Download: MLBF - Project & Builds

For my bachelor I wanted to try something with AI and machine learning. I decided to create a fairly complex AI of a boss fight entirely with machine learning. Furthermore I wanted to test if it could be a viable strategy to utilize real world techniques to train the AI since teaching a child or a dog a new behaviour or skill is pretty similar to reinforcement learning. And, last but not least, I wanted to know if it is reasonable to create an AI in this manner when being in a small team.

TLDR: I am satisfied with the project itself, but the final AI is a hilarious disaster. Still, the project had some interesting results which could be developed further.

In the following, I will give a short overview about what has been done in order to create the project, but if you want to inform you in higher detail feel free to download and read the Bacherlor Thesis.

Keeping the game simple

In order to create the game itself we tried to mimic the well established formula of Dark Souls. Since the thesis of me and my partner Daniel Schellhaas had nothing to do with great gameplay, but more with efficiency, we wanted to invest as little time as possible in the game itself. So we decided to create a boss fight.
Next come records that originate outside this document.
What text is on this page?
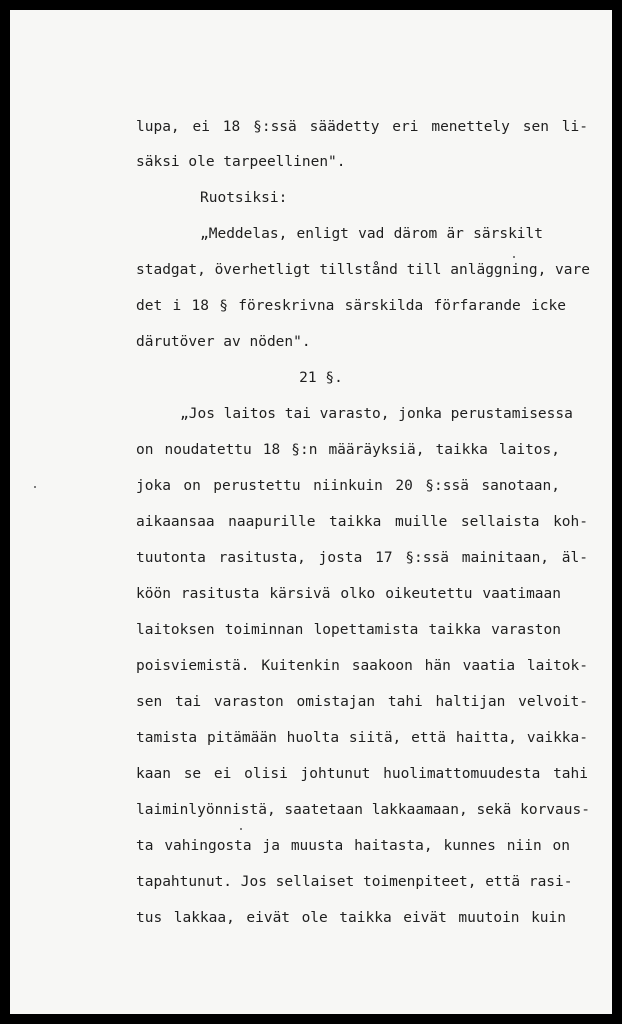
lupa, ei 18 §:ssä säädetty eri menettely sen li-
säksi ole tarpeellinen".
Ruotsiksi:
„Meddelas, enligt vad därom är särskilt
stadgat, överhetligt tillstånd till anläggning, vare
det i 18 § föreskrivna särskilda förfarande icke
därutöver av nöden".
21 §.
„Jos laitos tai varasto, jonka perustamisessa
on noudatettu 18 §:n määräyksiä, taikka laitos,
joka on perustettu niinkuin 20 §:ssä sanotaan,
aikaansaa naapurille taikka muille sellaista koh-
tuutonta rasitusta, josta 17 §:ssä mainitaan, äl-
köön rasitusta kärsivä olko oikeutettu vaatimaan
laitoksen toiminnan lopettamista taikka varaston
poisviemistä. Kuitenkin saakoon hän vaatia laitok-
sen tai varaston omistajan tahi haltijan velvoit-
tamista pitämään huolta siitä, että haitta, vaikka-
kaan se ei olisi johtunut huolimattomuudesta tahi
laiminlyönnistä, saatetaan lakkaamaan, sekä korvaus-
ta vahingosta ja muusta haitasta, kunnes niin on
tapahtunut. Jos sellaiset toimenpiteet, että rasi-
tus lakkaa, eivät ole taikka eivät muutoin kuin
The boss fight allowed us to concentrate on a small aspect of a normally bigger game. There is no inventory or levelling system which has to be taken into account when creating a souls like. We did not manage to find someone to create sound files for us, so we decided to create the game without it.
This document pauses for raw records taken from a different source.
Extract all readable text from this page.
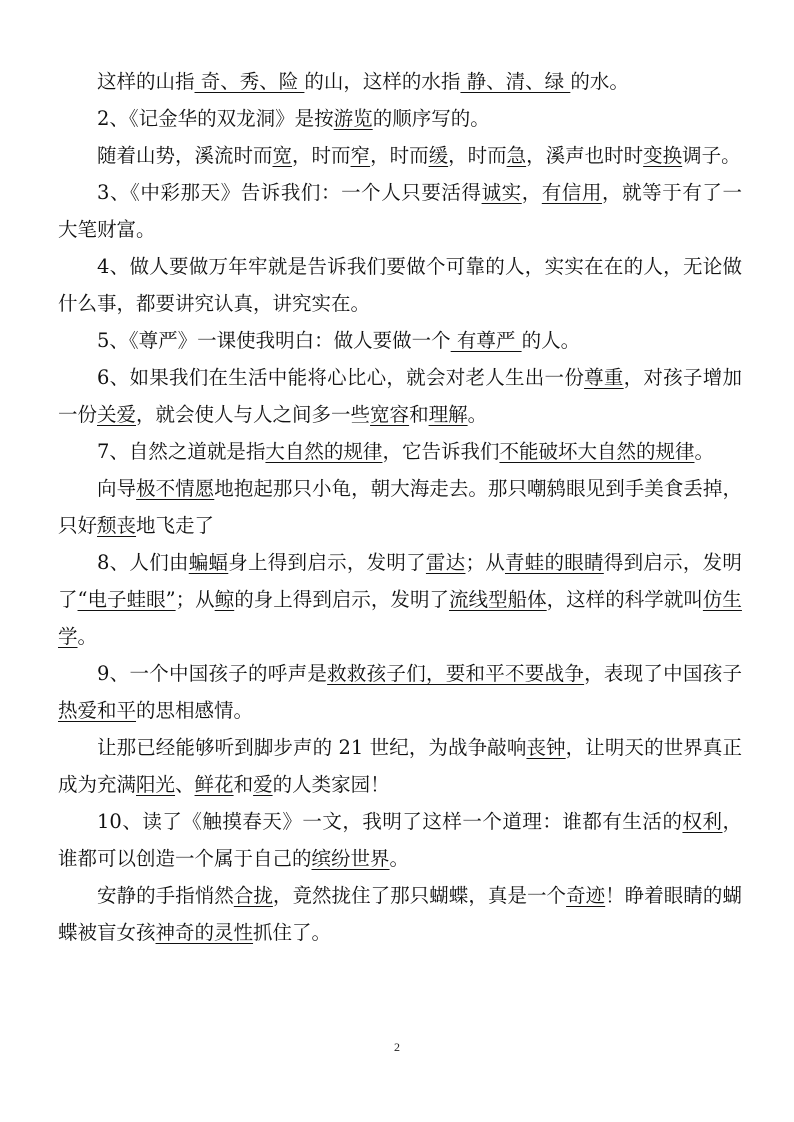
这样的山指 奇、秀、险 的山，这样的水指 静、清、绿 的水。

2、《记金华的双龙洞》是按游览的顺序写的。

随着山势，溪流时而宽，时而窄，时而缓，时而急，溪声也时时变换调子。

3、《中彩那天》告诉我们：一个人只要活得诚实，有信用，就等于有了一大笔财富。

4、做人要做万年牢就是告诉我们要做个可靠的人，实实在在的人，无论做什么事，都要讲究认真，讲究实在。

5、《尊严》一课使我明白：做人要做一个 有尊严 的人。

6、如果我们在生活中能将心比心，就会对老人生出一份尊重，对孩子增加一份关爱，就会使人与人之间多一些宽容和理解。

7、自然之道就是指大自然的规律，它告诉我们不能破坏大自然的规律。

向导极不情愿地抱起那只小龟，朝大海走去。那只嘲鸫眼见到手美食丢掉，只好颓丧地飞走了

8、人们由蝙蝠身上得到启示，发明了雷达；从青蛙的眼睛得到启示，发明了“电子蛙眼”；从鲸的身上得到启示，发明了流线型船体，这样的科学就叫仿生学。

9、一个中国孩子的呼声是救救孩子们，要和平不要战争，表现了中国孩子热爱和平的思相感情。

让那已经能够听到脚步声的 21 世纪，为战争敲响丧钟，让明天的世界真正成为充满阳光、鲜花和爱的人类家园！

10、读了《触摸春天》一文，我明了这样一个道理：谁都有生活的权利，谁都可以创造一个属于自己的缤纷世界。

安静的手指悄然合拢，竟然拢住了那只蝴蝶，真是一个奇迹！睁着眼睛的蝴蝶被盲女孩神奇的灵性抓住了。

2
In this game everything is done through animations. The buttons of the controller start an animation. While the animation plays, the next action can be queued and colliders for damage are activated (in the case that the knight or the monster is attacking) or deactivated (when the knight is dodging an attack).

When a character is hit, the weapon deals damage which is modified by a multiplier of the first collider that has been entered. This triggers a lerp in the UI to show the viewer what is going on.

To have the AI control the character, a controller is simulated. Basically the machine learning algorithm is trained to press the buttons in this game while the presented information changes. Thus the game can be taken over by a human player at any time.

The ability to “see” also was an important factor. For this, certain variables like distance to the wall, life and transformation of the enemy, attacks and so on and so forth are collected by a raycast based vision system. A predefined number of rays are cast 360° into space to set the variables in the agent.

Creating reinforcement learning trainings from real life examples

In my research I took the time to read about the way children and dogs learn. From that I wanted to deduce a training for the machine learning algorithm. After reading quite a few of academic and non academic sources, I decided to settle with two essential trainings for skills children and dogs learn.

Long before children go to school they are exposed to the written language and learn the recognition of logos. In school they learn to separate these logos which are read as a whole into smaller pieces by learning to pronounce each letter individually. Then they learn to put the pieces back together to form words and finally read whole texts.

The result was to split the training into different phases in which the machine learning agent (the training AI) is learning the game. In the first phase the agent is playing the game as a whole for some time (This has been removed in the final training, since there was no inherent learning value in this phase). The second phase represents the most interesting part.
Every action the agent can take is separated and trained individually. The agent is only rewarded for the specific actions it has to learn.
Then, some of these actions get combined to form a more complex task until finally the full game is played.

Click to enlarge

The result was a sort of dojo where multiple agents learn the basics of the game at the same time. This is possible because each agent that is spawned feeds into the same brain which ultimately is used in the final product.

The other example is the house-training of a dog. When training a dog to do its business, the main principle is rewarding wanted behaviour, while gradually taking away space to to mistakes. So when a dog is introduced into its new home, the place is setup with pads where it can do its business anywhere. These pads get taken away over time while taking the dog out with a pad for it to do the business on. Finally there is only one pad left which is used to lure the dog outside when going for a walk.

So, a training was built where in the beginning everything is rewarded and over time the rewards get taken away. The agent is confronted with the whole game from the beginning and a really simple AI is fighting against it.

Failing is a part of the process

These trainings where then tested for seven days. Which is a very small training time considering other ambitious projects. The result was unusable. The house training AI was like it is on a rampage without any regard for the position or even presence of the enemy. While the child training had an interesting effect: It learned exactly what was trained, but unfortunately it only came as far as three trainings. So it learned to rotate to a certain direction, moving in that general direction and finally attacking. While this does not sound like it could be used as is, it sounds like something that can wield great results when administered properly and by taking the time to develop it further.